How is writing like parenting?
Writing a novel is like becoming a parent. Before you start, you’ve got high hopes, leavened only slightly by terror at the scale of the effort involved. Maybe you read a few books on the subject, and even if you don’t actively solicit advice, you’re still exposed to plenty of opinions—many of them forceful—about the right or wrong way to do things. And you end up with some big plans. In practice, however, you find that it’s an endless series of compromises, and you find yourself living in a constant state of barely controlled chaos. At times, just getting from one day to the next starts to feel like an achievement in itself, which it is. Because what parenthood and writing have in common is the education they offer on the gap between our ideals and the pragmatic decisions required to sustain them. Both require flexibility, patience, and more energy than any one human seems likely to possess. And like most worthwhile things in life, it isn’t until you’ve tried it for yourself that you have any idea of what it entails.
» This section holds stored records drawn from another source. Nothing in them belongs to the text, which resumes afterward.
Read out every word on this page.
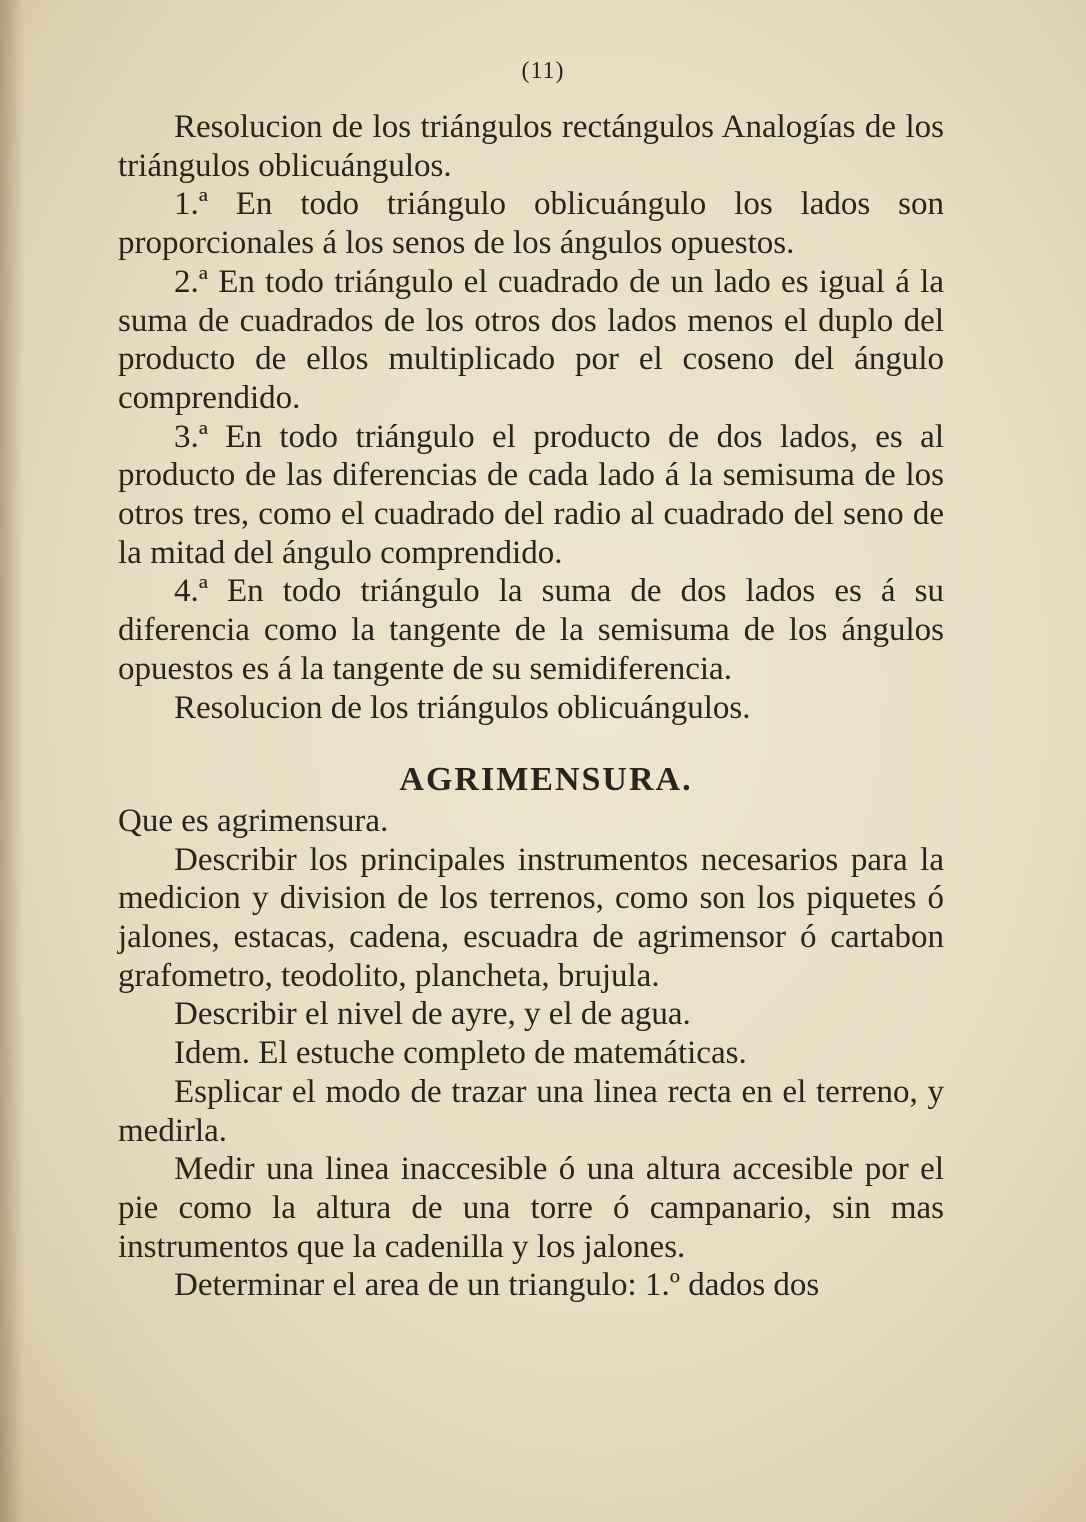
(11)

Resolucion de los triángulos rectángulos Analogías de los triángulos oblicuángulos.

1.ª En todo triángulo oblicuángulo los lados son proporcionales á los senos de los ángulos opuestos.

2.ª En todo triángulo el cuadrado de un lado es igual á la suma de cuadrados de los otros dos lados menos el duplo del producto de ellos multiplicado por el coseno del ángulo comprendido.

3.ª En todo triángulo el producto de dos lados, es al producto de las diferencias de cada lado á la semisuma de los otros tres, como el cuadrado del radio al cuadrado del seno de la mitad del ángulo comprendido.

4.ª En todo triángulo la suma de dos lados es á su diferencia como la tangente de la semisuma de los ángulos opuestos es á la tangente de su semidiferencia.

Resolucion de los triángulos oblicuángulos.

AGRIMENSURA.

Que es agrimensura.

Describir los principales instrumentos necesarios para la medicion y division de los terrenos, como son los piquetes ó jalones, estacas, cadena, escuadra de agrimensor ó cartabon grafometro, teodolito, plancheta, brujula.

Describir el nivel de ayre, y el de agua.

Idem. El estuche completo de matemáticas.

Esplicar el modo de trazar una linea recta en el terreno, y medirla.

Medir una linea inaccesible ó una altura accesible por el pie como la altura de una torre ó campanario, sin mas instrumentos que la cadenilla y los jalones.

Determinar el area de un triangulo: 1.º dados dos
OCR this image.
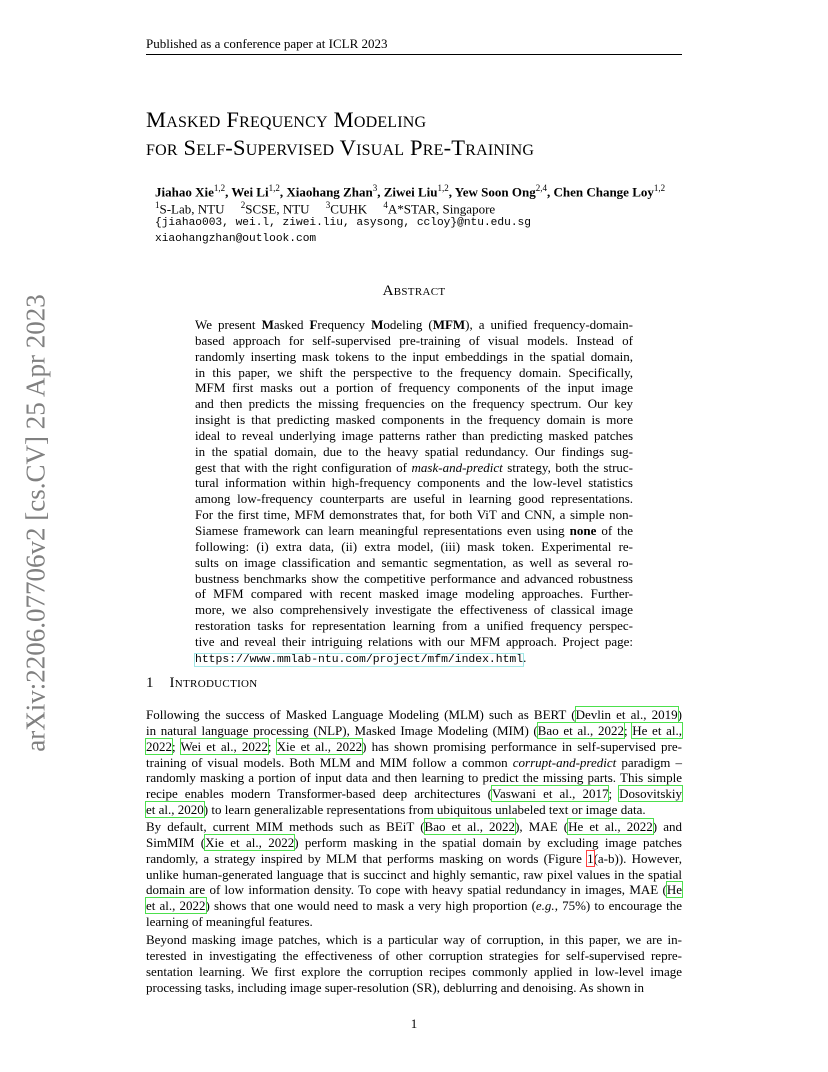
Published as a conference paper at ICLR 2023
Masked Frequency Modeling
for Self-Supervised Visual Pre-Training
Jiahao Xie$^{1,2}$, Wei Li$^{1,2}$, Xiaohang Zhan$^3$, Ziwei Liu$^{1,2}$, Yew Soon Ong$^{2,4}$, Chen Change Loy$^{1,2}$
$^1$S-Lab, NTU $^2$SCSE, NTU $^3$CUHK $^4$A*STAR, Singapore
{jiahao003, wei.l, ziwei.liu, asysong, ccloy}@ntu.edu.sg
xiaohangzhan@outlook.com
arXiv:2206.07706v2 [cs.CV] 25 Apr 2023
Abstract
We present Masked Frequency Modeling (MFM), a unified frequency-domain-
based approach for self-supervised pre-training of visual models. Instead of
randomly inserting mask tokens to the input embeddings in the spatial domain,
in this paper, we shift the perspective to the frequency domain. Specifically,
MFM first masks out a portion of frequency components of the input image
and then predicts the missing frequencies on the frequency spectrum. Our key
insight is that predicting masked components in the frequency domain is more
ideal to reveal underlying image patterns rather than predicting masked patches
in the spatial domain, due to the heavy spatial redundancy. Our findings sug-
gest that with the right configuration of mask-and-predict strategy, both the struc-
tural information within high-frequency components and the low-level statistics
among low-frequency counterparts are useful in learning good representations.
For the first time, MFM demonstrates that, for both ViT and CNN, a simple non-
Siamese framework can learn meaningful representations even using none of the
following: (i) extra data, (ii) extra model, (iii) mask token. Experimental re-
sults on image classification and semantic segmentation, as well as several ro-
bustness benchmarks show the competitive performance and advanced robustness
of MFM compared with recent masked image modeling approaches. Further-
more, we also comprehensively investigate the effectiveness of classical image
restoration tasks for representation learning from a unified frequency perspec-
tive and reveal their intriguing relations with our MFM approach. Project page:
https://www.mmlab-ntu.com/project/mfm/index.html.
1 Introduction
Following the success of Masked Language Modeling (MLM) such as BERT (Devlin et al., 2019)
in natural language processing (NLP), Masked Image Modeling (MIM) (Bao et al., 2022; He et al.,
2022; Wei et al., 2022; Xie et al., 2022) has shown promising performance in self-supervised pre-
training of visual models. Both MLM and MIM follow a common corrupt-and-predict paradigm –
randomly masking a portion of input data and then learning to predict the missing parts. This simple
recipe enables modern Transformer-based deep architectures (Vaswani et al., 2017; Dosovitskiy
et al., 2020) to learn generalizable representations from ubiquitous unlabeled text or image data.
By default, current MIM methods such as BEiT (Bao et al., 2022), MAE (He et al., 2022) and
SimMIM (Xie et al., 2022) perform masking in the spatial domain by excluding image patches
randomly, a strategy inspired by MLM that performs masking on words (Figure 1(a-b)). However,
unlike human-generated language that is succinct and highly semantic, raw pixel values in the spatial
domain are of low information density. To cope with heavy spatial redundancy in images, MAE (He
et al., 2022) shows that one would need to mask a very high proportion (e.g., 75%) to encourage the
learning of meaningful features.
Beyond masking image patches, which is a particular way of corruption, in this paper, we are in-
terested in investigating the effectiveness of other corruption strategies for self-supervised repre-
sentation learning. We first explore the corruption recipes commonly applied in low-level image
processing tasks, including image super-resolution (SR), deblurring and denoising. As shown in
1
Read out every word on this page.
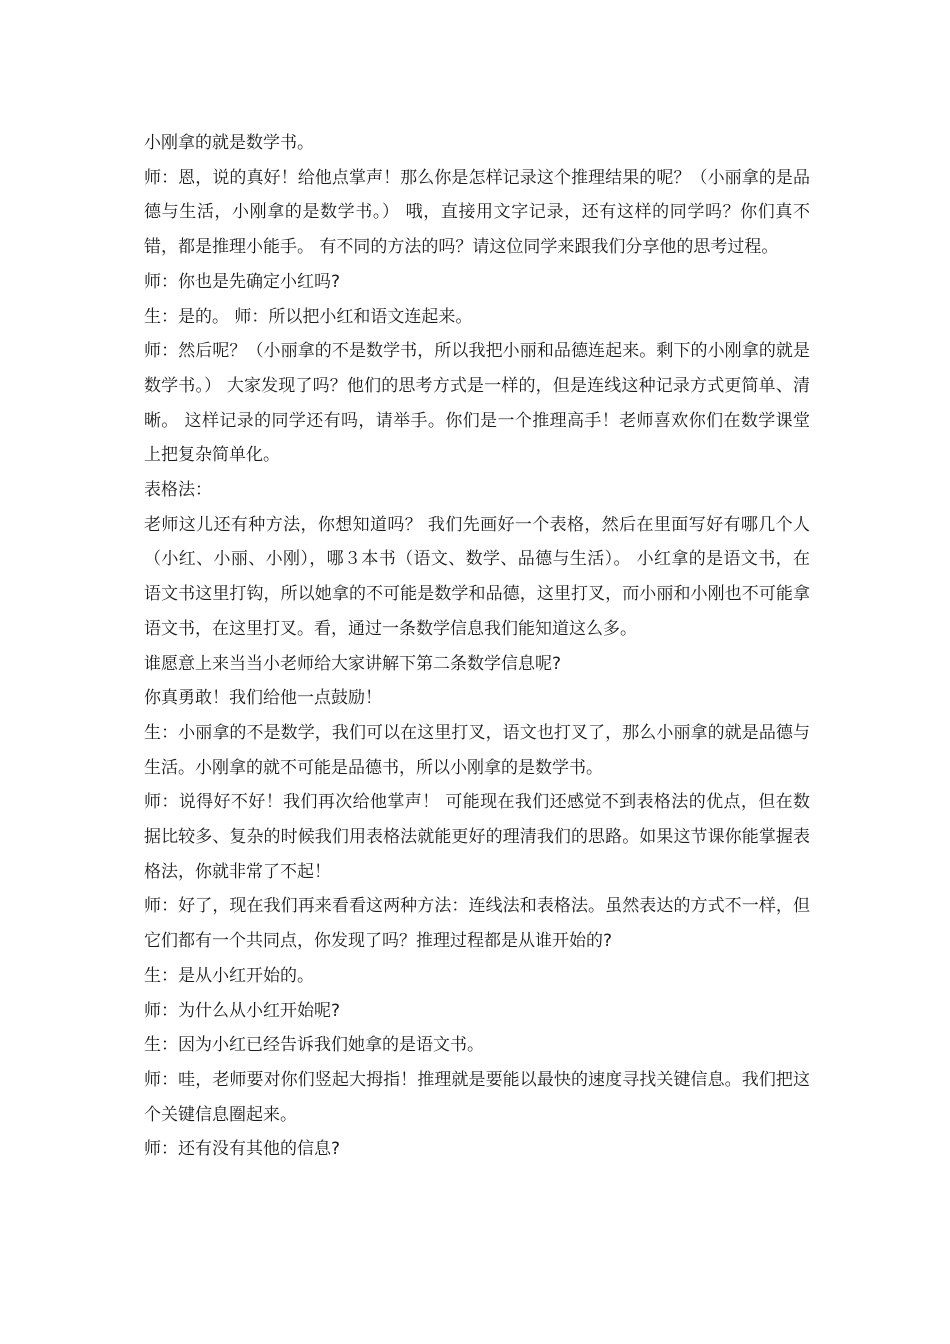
小刚拿的就是数学书。

师：恩，说的真好！给他点掌声！那么你是怎样记录这个推理结果的呢？（小丽拿的是品德与生活，小刚拿的是数学书。） 哦，直接用文字记录，还有这样的同学吗？你们真不错，都是推理小能手。 有不同的方法的吗？请这位同学来跟我们分享他的思考过程。

师：你也是先确定小红吗?

生：是的。 师：所以把小红和语文连起来。

师：然后呢？（小丽拿的不是数学书，所以我把小丽和品德连起来。剩下的小刚拿的就是数学书。） 大家发现了吗？他们的思考方式是一样的，但是连线这种记录方式更简单、清晰。 这样记录的同学还有吗，请举手。你们是一个推理高手！老师喜欢你们在数学课堂上把复杂简单化。

表格法：

老师这儿还有种方法，你想知道吗？ 我们先画好一个表格，然后在里面写好有哪几个人（小红、小丽、小刚），哪３本书（语文、数学、品德与生活）。 小红拿的是语文书，在语文书这里打钩，所以她拿的不可能是数学和品德，这里打叉，而小丽和小刚也不可能拿语文书，在这里打叉。看，通过一条数学信息我们能知道这么多。

谁愿意上来当当小老师给大家讲解下第二条数学信息呢?

你真勇敢！我们给他一点鼓励！

生：小丽拿的不是数学，我们可以在这里打叉，语文也打叉了，那么小丽拿的就是品德与生活。小刚拿的就不可能是品德书，所以小刚拿的是数学书。

师：说得好不好！我们再次给他掌声！ 可能现在我们还感觉不到表格法的优点，但在数据比较多、复杂的时候我们用表格法就能更好的理清我们的思路。如果这节课你能掌握表格法，你就非常了不起！

师：好了，现在我们再来看看这两种方法：连线法和表格法。虽然表达的方式不一样，但它们都有一个共同点，你发现了吗？推理过程都是从谁开始的?

生：是从小红开始的。

师：为什么从小红开始呢?

生：因为小红已经告诉我们她拿的是语文书。

师：哇，老师要对你们竖起大拇指！推理就是要能以最快的速度寻找关键信息。我们把这个关键信息圈起来。

师：还有没有其他的信息?
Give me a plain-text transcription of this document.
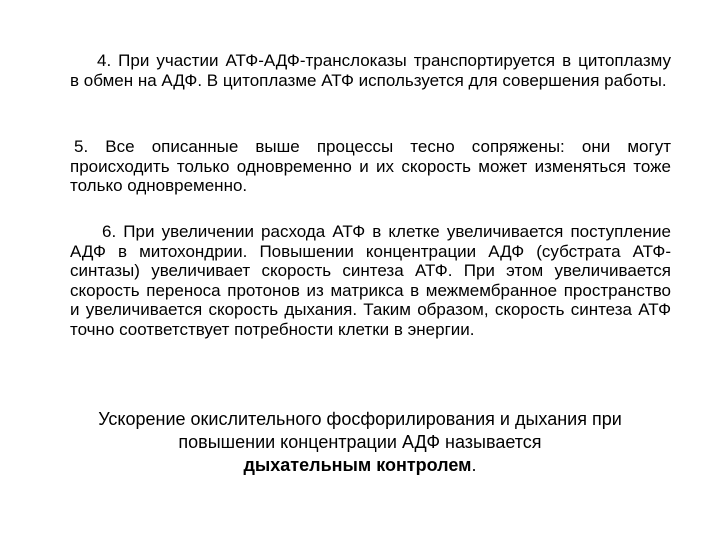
4. При участии АТФ-АДФ-транслоказы транспортируется в цитоплазму в обмен на АДФ. В цитоплазме АТФ используется для совершения работы.

5. Все описанные выше процессы тесно сопряжены: они могут происходить только одновременно и их скорость может изменяться тоже только одновременно.

6. При увеличении расхода АТФ в клетке увеличивается поступление АДФ в митохондрии. Повышении концентрации АДФ (субстрата АТФ-синтазы) увеличивает скорость синтеза АТФ. При этом увеличивается скорость переноса протонов из матрикса в межмембранное пространство и увеличивается скорость дыхания. Таким образом, скорость синтеза АТФ точно соответствует потребности клетки в энергии.

Ускорение окислительного фосфорилирования и дыхания при
повышении концентрации АДФ называется
дыхательным контролем.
You also start to realize the range of valid approaches. In writing and parenting, you do whatever works, as long as the process is founded on love. With love in place, you can get away with just about anything; without it, all the craft and cleverness in the world won’t take you very far. Beyond that, it’s a matter of trying one thing, then another, until you end up with a repertoire of tricks that work, at least until they don’t. Every child, like every novel, is different—and they often change from minute to minute—so you wind up relying on a few general rules and a constantly shifting arsenal of tactics, whether they’re designed to carry you to the end of a chapter or to get your daughter to eat a few bites of breakfast. When I look at Beatrix, I sometimes feel that I’ve been thrust into an ongoing science experiment that I’ll only get to perform once. With a novel, at least, there’s always the possibility of revision, or even of throwing out the entire first draft and starting again, but raising a child is like publishing a serial, where you’re stuck with what you wrote in the earlier installments.
In the end, you raise a child in the same way you write a novel—one day at a time. As Stanislavski says in An Actor Prepares, you don’t eat the entire turkey at once. In both cases, it’s easy to feel overwhelmed by how much work lies ahead: my daughter isn’t even two yet, but I’ll occasionally find myself brooding over the homework assignments, teacher conferences, school plays, band practices, and college visits that will occupy the next two decades of my life. A novel can seem like an equally huge undertaking. Really, though, each day’s work comes down to a small set of particular tasks, and the learning curve in both cases is surprisingly gentle. When you bring a baby home from the hospital, there are just a handful of things you need to know right away: her needs are well-defined and easily satisfied, and although it gets more involved from there, the complications tend to introduce themselves one at a time. (That’s the theory, anyway. When you’re dealing with a fussy baby at three in the morning, it doesn’t seem quite so simple.)
A novel gets written in a similar fashion. I’ve found that if you keep a few principles in mind—have an outline, write every day, and don’t go back to read it until you’re finished—you’ll end up with something, even if a lot of work still remains to be done. There are countless subtler aspects to writing a good story, of course, but as with raising kids, you’ll find that they’ll come up naturally on their own. Even if you don’t have any idea how to deal with them the first time around, if you can muddle through, you’ll get another chance tomorrow. And you’ll often need to bend your own rules to keep the whole enterprise on course. Maybe you don’t want your daughter to start watching television until she’s two, but if you find yourself showing her a video on your phone so she’ll sit still long enough to eat dinner, you tell yourself that it’s worth the tiny amount of sanity it purchases, just as you’re sometimes willing to let a bad sentence stand for the sake of moving on to the next. You don’t want to do it too often, of course, since you know that’s how bad habits begin. But you’ve made it to the next day. And you’ve won.